The Mysore morning classes are Monday to Friday from 7.00 to 10.00 and Saturday from 8.00 to 10.00. The Mysore afternoon classes are Monday and Friday from 17.00 to 19.00 and Sunday from 15.00 to 17.00.
The Mysore classes from Monday to Friday are led by two teachers, one from 7.00 to 9.00, the other from 8.00 to 10.00, in other words you can benefit from two teachers between 8.00 and 9.00. The Saturday class is led jointly by Sascha and Romana.
Please note that Mysore classes have a flexible beginning and ending, which means that you don’t have to attend during the whole time. You come and go as you wish!
Hatha Yoga (tue & wed only pre-registration)
In our understanding, “Hatha“ designates the “physical“ Yoga, and therefore our Hatha teachers draw on the vast array of Asanas of that tradition. The rhythm of this class is a bit slower than in the generally more dynamic Ashtanga classes.
In contrast to the Ashtanga class, there is no fixed series here. The teachers use a variety of Asanas according to different emphases focused on, such as hip opening, forward bending, back strengthening, etc.
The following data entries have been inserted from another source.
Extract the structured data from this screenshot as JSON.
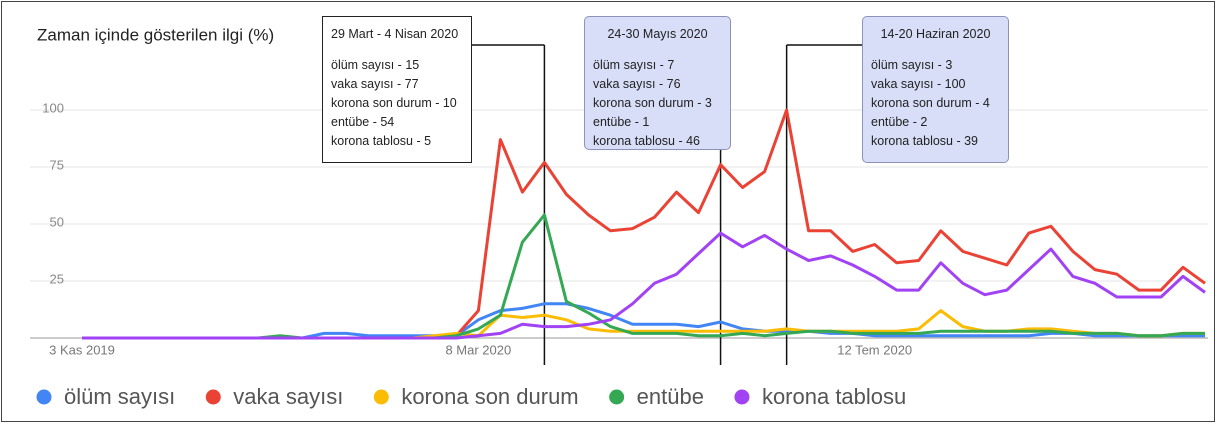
{
  "chart_data": {
    "type": "line",
    "title": "Zaman içinde gösterilen ilgi (%)",
    "categories": [
      "3 Kas 2019",
      null,
      null,
      null,
      null,
      null,
      null,
      null,
      null,
      null,
      null,
      null,
      null,
      null,
      null,
      null,
      null,
      null,
      "8 Mar 2020",
      null,
      null,
      null,
      null,
      null,
      null,
      null,
      null,
      null,
      null,
      null,
      null,
      null,
      null,
      null,
      null,
      null,
      "12 Tem 2020",
      null,
      null,
      null,
      null,
      null,
      null,
      null,
      null,
      null,
      null,
      null,
      null,
      null,
      null,
      null
    ],
    "ylim": [
      0,
      100
    ],
    "yticks": [
      0,
      25,
      50,
      75,
      100
    ],
    "grid": true,
    "legend": "bottom",
    "series": [
      {
        "name": "ölüm sayısı",
        "color": "#4285f4",
        "values": [
          0,
          0,
          0,
          0,
          0,
          0,
          0,
          0,
          0,
          0,
          0,
          2,
          2,
          1,
          1,
          1,
          1,
          1,
          8,
          12,
          13,
          15,
          15,
          13,
          10,
          6,
          6,
          6,
          5,
          7,
          4,
          3,
          3,
          3,
          2,
          2,
          1,
          1,
          1,
          1,
          1,
          1,
          1,
          1,
          2,
          2,
          1,
          1,
          1,
          1,
          1,
          1
        ]
      },
      {
        "name": "vaka sayısı",
        "color": "#ea4335",
        "values": [
          0,
          0,
          0,
          0,
          0,
          0,
          0,
          0,
          0,
          0,
          0,
          0,
          0,
          0,
          0,
          0,
          0,
          1,
          12,
          87,
          64,
          77,
          63,
          54,
          47,
          48,
          53,
          64,
          55,
          76,
          66,
          73,
          100,
          47,
          47,
          38,
          41,
          33,
          34,
          47,
          38,
          35,
          32,
          46,
          49,
          38,
          30,
          28,
          21,
          21,
          31,
          24
        ]
      },
      {
        "name": "korona son durum",
        "color": "#fbbc04",
        "values": [
          0,
          0,
          0,
          0,
          0,
          0,
          0,
          0,
          0,
          0,
          0,
          0,
          0,
          0,
          0,
          0,
          1,
          2,
          1,
          10,
          9,
          10,
          8,
          4,
          3,
          3,
          3,
          3,
          3,
          3,
          3,
          3,
          4,
          3,
          3,
          3,
          3,
          3,
          4,
          12,
          5,
          3,
          3,
          4,
          4,
          3,
          2,
          2,
          1,
          1,
          2,
          2
        ]
      },
      {
        "name": "entübe",
        "color": "#34a853",
        "values": [
          0,
          0,
          0,
          0,
          0,
          0,
          0,
          0,
          0,
          1,
          0,
          0,
          0,
          0,
          0,
          0,
          0,
          1,
          4,
          10,
          42,
          54,
          16,
          11,
          5,
          2,
          2,
          2,
          1,
          1,
          2,
          1,
          2,
          3,
          3,
          2,
          2,
          2,
          2,
          3,
          3,
          3,
          3,
          3,
          3,
          2,
          2,
          2,
          1,
          1,
          2,
          2
        ]
      },
      {
        "name": "korona tablosu",
        "color": "#a142f4",
        "values": [
          0,
          0,
          0,
          0,
          0,
          0,
          0,
          0,
          0,
          0,
          0,
          0,
          0,
          0,
          0,
          0,
          0,
          0,
          1,
          2,
          6,
          5,
          5,
          6,
          8,
          15,
          24,
          28,
          37,
          46,
          40,
          45,
          39,
          34,
          36,
          32,
          27,
          21,
          21,
          33,
          24,
          19,
          21,
          30,
          39,
          27,
          24,
          18,
          18,
          18,
          27,
          20
        ]
      }
    ],
    "annotations": [
      {
        "category": 21,
        "title": "29 Mart - 4 Nisan 2020",
        "lines": [
          "ölüm sayısı - 15",
          "vaka sayısı - 77",
          "korona son durum - 10",
          "entübe - 54",
          "korona tablosu - 5"
        ]
      },
      {
        "category": 29,
        "title": "24-30 Mayıs 2020",
        "lines": [
          "ölüm sayısı - 7",
          "vaka sayısı - 76",
          "korona son durum - 3",
          "entübe - 1",
          "korona tablosu - 46"
        ]
      },
      {
        "category": 32,
        "title": "14-20 Haziran 2020",
        "lines": [
          "ölüm sayısı - 3",
          "vaka sayısı - 100",
          "korona son durum - 4",
          "entübe - 2",
          "korona tablosu - 39"
        ]
      }
    ]
  }
}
Asanas are not linked together by Vinyasas (sequences of movements) as they are in the Ashtanga practice. But we do keep the Ujjayi breathing (diaphragmatic breathing) familiar from Ashtanga.
Our Yin classes focus on the more “feminine“ (Yin) aspects of Yoga. It is a less “active“, more meditative Yoga style, most of the Asanas being performed in a sitting or lying position. They are also held for a couple of minutes, which opens the deeper strata of the connective tissue and the joints, and stretches the ligaments and tendons.
This very attentive, focused Yoga style enables us to connect with our body, to detect its stressed-out areas, and to relax very consciously. We literally “sink“ in the Asanas. Yin Yoga is a good complement to the more Yang-oriented, dynamic Ashtanga Vinyasa Yoga.
Yin / Yoga Nidra
The Sunday Yin class offers a soft, careful and rather meditative Yoga style. Asanas are held for longer periods than usually, which opens the deeper strata of the connective tissue. The class is completed with a Yoga Nidra exercice talked through by the teacher.
Yoga Nidra is an ancient technique of deep relaxation in which we do not seek sleep but, quite on the contrary, a very awake and yet completely relaxed state of mind. Yoga Nidra allows us to reach deep dimensions of our mind normally not accessible
A pregnant women is confronted with lots of fundamental changes. Yoga helps her to experience this crucial period of her life in full awareness and to prepare for the birth of her child.
The body and breathing exercices practiced in this class are designed for the expectant mother. They strengthen her body, balance physical deficiencies encountered during pregnancy, and make her feel more enduring, calm, and balanced. There is a focus on strengthening the back, and on breathing.
It’s difficult to say until which stage of pregnancy it makes sense for the expectant mother to practice prenatal Yoga because this is completely individual. Please discuss with your Yoga teacher and your doctor.
The postnatal Om Babies class is for those mothers who feel the need to strengthen their body in a soft and efficient way in the wake of the physical stress of their child’s birth, and at the same time to spend some valuable, creative time with the baby. The babies are just there while their mothers practice, and sometimes they are integrated in the exercices in a playful way.
The Om Babies class is best attended as long as the mother can practice in a more or less undisturbed way. As soon as the child reaches the crawling stage, that’s not so much the case anymore.
This class addresses Yoga beginners as well as regular practitioners. It is led by graduates from our Teacher Training and gives them a good opportunity to gather teaching experience. Therefore the Community Class is on the basis of a donation.
Meditation class with Sascha on Saturdays from 7.00 to 8.00. This class is on a donation basis.